Edwin R. Heath

Edwin Ruthven Heath (1839-1932) was an American physician and explorer. He is best known for his exploration and mapping of the rivers of the Madre de Dios region in Peru and Bolivia. The Heath River on the Peru/Bolivia border and Puerto Heath, Bolivia bear his name.

Edwin Heath
Edwin Heath in 1916

Early life

Edwin Heath was born on July 12, 1839, in Janesville, Wisconsin. His parents, James and Madelia Heath, had come from Vermont. As a young boy he traveled with his parents to Sacramento, California during the California Gold Rush. His father was a doctor who attended cholera victims during the 1850 epidemic. Edwin became an orphan when his father died of that disease in 1850, and his mother passed away in 1851. He returned to Wisconsin in 1853 via Nicaragua, and was said to have protected himself on the journey with two six-shooters and a Bowie knife.[1][2]

Education and early career

With the help of his guardian, J.F. Willard, Heath attended Beloit College, graduating in 1861. He then studied homeopathic medicine in New York and had a practice in Palmyra, New York, until 1866. In 1866 he moved to Wyandotte, Kansas and worked with cholera patients in the railroad camps of Ellsworth.[3]

Work in South America

Chile

Heath met physician and politician Joseph Pomeroy Root in Kansas.  When Root went to South America in 1869 as American Minister to Chile, Heath accompanied him as secretary of the delegation. In Chile he met railway builder Henry Meiggs, who appointed Heath to supervise the construction of the Pacasmayo Railway.[4] Heath returned to the United States in 1878, following Meiggs’ death and the takeover of the railway by the government of Chile.[5]

Peru and Bolivia

Professor James Orton of Vassar College undertook to explore the length of the Beni River in 1876, but was unsuccessful; he died while on the exploration. Heath decided to complete that journey, and began to travel up the Amazon via canoe in 1879. After 1500 miles he encountered a railway camp filled with workers ill with yellow fever. He remained there for seven months, working as a physician. Then, on reaching Reyes, Bolivia, he spent a year planning the Beni expedition. During that time he sent herpetological samples back to the U.S.; a snake (Heath's Tropical Racer) is named for him.[6] Heath mapped the entire 1200 mile length of the Beni, traveling by canoe accompanied by two local guides.

Later Years

Heath returned to Kansas in 1882, working as a doctor in Wyandotte and then in Kansas City. He was named an Honorary Member of the Royal Geographical Society in 1883, and also was active in the American Geographical Society and the National Geographic Society. He participated in the 1916 talks of the League to Enforce Peace, and served as Kansas City Counsel for Nicaragua, Guatemala and Bolivia.

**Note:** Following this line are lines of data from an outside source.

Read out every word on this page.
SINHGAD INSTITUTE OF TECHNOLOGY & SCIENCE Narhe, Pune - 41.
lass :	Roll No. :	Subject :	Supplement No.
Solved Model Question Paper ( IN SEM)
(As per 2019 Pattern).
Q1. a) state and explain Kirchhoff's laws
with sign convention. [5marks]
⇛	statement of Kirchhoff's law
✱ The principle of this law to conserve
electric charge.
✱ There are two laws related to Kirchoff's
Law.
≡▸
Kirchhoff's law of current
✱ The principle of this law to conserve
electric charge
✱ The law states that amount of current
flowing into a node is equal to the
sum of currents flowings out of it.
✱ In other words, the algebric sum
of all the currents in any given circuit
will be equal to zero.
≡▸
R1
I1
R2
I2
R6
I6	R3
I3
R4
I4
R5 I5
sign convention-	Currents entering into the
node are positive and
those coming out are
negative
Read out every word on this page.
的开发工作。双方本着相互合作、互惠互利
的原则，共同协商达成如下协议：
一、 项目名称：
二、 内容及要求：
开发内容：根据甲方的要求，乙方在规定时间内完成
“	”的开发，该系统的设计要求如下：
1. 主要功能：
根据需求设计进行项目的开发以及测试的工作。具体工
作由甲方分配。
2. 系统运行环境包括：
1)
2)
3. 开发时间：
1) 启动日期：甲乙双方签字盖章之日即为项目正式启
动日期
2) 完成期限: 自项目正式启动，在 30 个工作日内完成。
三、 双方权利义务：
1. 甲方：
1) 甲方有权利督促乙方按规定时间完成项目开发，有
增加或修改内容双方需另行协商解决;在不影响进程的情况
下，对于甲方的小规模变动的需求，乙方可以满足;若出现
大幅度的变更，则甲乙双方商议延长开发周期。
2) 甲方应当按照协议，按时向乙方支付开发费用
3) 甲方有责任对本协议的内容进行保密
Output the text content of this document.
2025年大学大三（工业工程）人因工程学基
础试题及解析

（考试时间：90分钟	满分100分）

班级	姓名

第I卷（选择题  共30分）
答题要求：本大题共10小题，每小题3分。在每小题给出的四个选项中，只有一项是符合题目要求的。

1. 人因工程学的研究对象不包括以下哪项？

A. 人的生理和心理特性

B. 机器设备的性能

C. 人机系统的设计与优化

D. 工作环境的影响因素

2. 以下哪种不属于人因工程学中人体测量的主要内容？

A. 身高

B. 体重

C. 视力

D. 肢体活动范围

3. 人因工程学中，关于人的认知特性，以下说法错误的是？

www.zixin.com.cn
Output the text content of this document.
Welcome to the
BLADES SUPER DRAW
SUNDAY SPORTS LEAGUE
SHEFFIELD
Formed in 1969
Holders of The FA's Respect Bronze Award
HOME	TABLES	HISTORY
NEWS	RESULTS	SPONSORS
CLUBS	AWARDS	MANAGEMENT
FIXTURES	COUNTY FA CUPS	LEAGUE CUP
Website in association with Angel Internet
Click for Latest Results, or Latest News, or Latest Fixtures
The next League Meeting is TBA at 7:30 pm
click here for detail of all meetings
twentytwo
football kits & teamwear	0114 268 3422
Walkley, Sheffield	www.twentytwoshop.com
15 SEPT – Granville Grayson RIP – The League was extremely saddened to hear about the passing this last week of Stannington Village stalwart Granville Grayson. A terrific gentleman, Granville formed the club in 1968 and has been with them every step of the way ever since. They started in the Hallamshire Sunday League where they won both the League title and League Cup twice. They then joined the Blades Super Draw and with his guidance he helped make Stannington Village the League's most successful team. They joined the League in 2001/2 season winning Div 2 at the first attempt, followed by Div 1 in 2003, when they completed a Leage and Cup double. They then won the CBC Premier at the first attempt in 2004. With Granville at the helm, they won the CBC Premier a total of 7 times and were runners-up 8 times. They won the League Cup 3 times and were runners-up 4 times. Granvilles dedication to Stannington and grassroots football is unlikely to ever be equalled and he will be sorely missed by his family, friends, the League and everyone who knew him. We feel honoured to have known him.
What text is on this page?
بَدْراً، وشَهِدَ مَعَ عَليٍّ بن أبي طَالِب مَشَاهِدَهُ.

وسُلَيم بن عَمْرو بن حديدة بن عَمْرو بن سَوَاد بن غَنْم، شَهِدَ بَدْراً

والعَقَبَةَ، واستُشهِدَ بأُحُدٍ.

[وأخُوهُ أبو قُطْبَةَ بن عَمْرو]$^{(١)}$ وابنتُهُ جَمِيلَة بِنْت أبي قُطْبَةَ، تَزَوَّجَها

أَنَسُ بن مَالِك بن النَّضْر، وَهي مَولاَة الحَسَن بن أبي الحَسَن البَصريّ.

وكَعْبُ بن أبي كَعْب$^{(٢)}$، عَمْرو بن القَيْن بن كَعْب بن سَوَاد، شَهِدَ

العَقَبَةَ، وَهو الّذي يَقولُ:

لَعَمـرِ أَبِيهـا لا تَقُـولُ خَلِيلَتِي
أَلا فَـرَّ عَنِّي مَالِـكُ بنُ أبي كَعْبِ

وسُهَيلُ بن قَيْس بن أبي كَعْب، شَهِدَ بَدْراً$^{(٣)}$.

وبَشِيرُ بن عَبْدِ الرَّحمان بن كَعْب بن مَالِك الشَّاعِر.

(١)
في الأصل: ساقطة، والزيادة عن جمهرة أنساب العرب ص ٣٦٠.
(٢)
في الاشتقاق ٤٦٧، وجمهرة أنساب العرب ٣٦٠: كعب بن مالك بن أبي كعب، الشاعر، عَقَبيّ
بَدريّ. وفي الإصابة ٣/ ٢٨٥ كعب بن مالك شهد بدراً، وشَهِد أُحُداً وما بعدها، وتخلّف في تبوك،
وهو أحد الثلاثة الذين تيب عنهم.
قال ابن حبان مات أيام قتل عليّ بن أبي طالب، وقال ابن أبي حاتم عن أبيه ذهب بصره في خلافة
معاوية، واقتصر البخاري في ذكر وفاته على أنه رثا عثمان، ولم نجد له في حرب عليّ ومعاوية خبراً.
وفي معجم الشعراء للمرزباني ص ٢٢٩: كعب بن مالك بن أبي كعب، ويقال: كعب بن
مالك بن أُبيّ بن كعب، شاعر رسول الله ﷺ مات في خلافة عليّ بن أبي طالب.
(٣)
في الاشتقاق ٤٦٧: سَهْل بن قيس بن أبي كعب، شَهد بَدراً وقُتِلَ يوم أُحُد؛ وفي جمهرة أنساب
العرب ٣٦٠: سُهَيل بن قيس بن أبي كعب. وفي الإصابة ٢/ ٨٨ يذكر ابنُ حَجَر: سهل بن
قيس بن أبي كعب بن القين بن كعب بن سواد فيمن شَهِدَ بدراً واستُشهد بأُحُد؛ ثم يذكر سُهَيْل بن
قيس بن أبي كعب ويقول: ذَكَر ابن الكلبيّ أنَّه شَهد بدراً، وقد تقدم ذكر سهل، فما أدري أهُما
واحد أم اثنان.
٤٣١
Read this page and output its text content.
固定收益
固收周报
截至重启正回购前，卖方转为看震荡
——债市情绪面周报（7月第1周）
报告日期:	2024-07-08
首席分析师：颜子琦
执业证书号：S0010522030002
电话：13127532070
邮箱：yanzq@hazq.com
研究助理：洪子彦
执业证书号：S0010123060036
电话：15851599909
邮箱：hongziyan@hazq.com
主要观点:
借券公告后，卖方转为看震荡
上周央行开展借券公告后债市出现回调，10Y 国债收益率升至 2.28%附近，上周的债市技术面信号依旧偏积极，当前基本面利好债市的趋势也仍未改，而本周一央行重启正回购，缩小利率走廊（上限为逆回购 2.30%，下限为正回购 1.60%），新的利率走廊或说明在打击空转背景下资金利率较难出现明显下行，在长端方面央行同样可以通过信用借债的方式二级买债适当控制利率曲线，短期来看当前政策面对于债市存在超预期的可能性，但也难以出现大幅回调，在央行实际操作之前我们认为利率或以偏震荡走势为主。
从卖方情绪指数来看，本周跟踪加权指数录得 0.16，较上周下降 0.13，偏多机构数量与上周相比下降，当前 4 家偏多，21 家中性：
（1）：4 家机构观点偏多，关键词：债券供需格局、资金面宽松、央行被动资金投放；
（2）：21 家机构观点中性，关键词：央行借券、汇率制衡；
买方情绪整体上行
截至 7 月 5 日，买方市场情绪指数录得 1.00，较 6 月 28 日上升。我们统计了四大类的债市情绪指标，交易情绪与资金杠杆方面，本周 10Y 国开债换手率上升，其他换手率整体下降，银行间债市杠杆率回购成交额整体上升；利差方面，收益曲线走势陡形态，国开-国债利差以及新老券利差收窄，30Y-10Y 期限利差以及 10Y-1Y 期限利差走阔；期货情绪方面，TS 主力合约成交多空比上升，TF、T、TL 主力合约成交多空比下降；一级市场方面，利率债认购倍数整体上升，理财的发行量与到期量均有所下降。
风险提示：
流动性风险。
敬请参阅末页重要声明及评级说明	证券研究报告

He died in Kansas City, Missouri, on October 27, 1932, at the age of 93, and is buried in Elmwood Cemetery.[7]

References

  1. Beolens, Bo; Watkins, Michael; Grayson, Michael (2011-09-15). The Eponym Dictionary of Reptiles. JHU Press. ISBN 978-1-4214-0227-7.
  2. A Standard History of Kansas and Kansans. Lewis. 1918.
  3. "Biography of Edwin Ruthven Heath". Access Genealogy. Retrieved 2020-01-04.
  4. Commerce, United States Bureau of Foreign and Domestic (1927). Railways of South America ...: Bolivia, Colombia, Ecuador, Guianas, Paraguay, Peru, Uruguay, and Venezuela. U.S. Government Printing Office.
  5. A Standard History of Kansas and Kansans. Lewis. 1918.
  6. Beolens, Bo; Watkins, Michael; Grayson, Michael (2011-09-15). The Eponym Dictionary of Reptiles. JHU Press. ISBN 978-1-4214-0227-7.
  7. "Edwin Ruthven Heath". Find-a-Grave. Archived from the original on 2020-01-04. Retrieved 3 Jan 2020.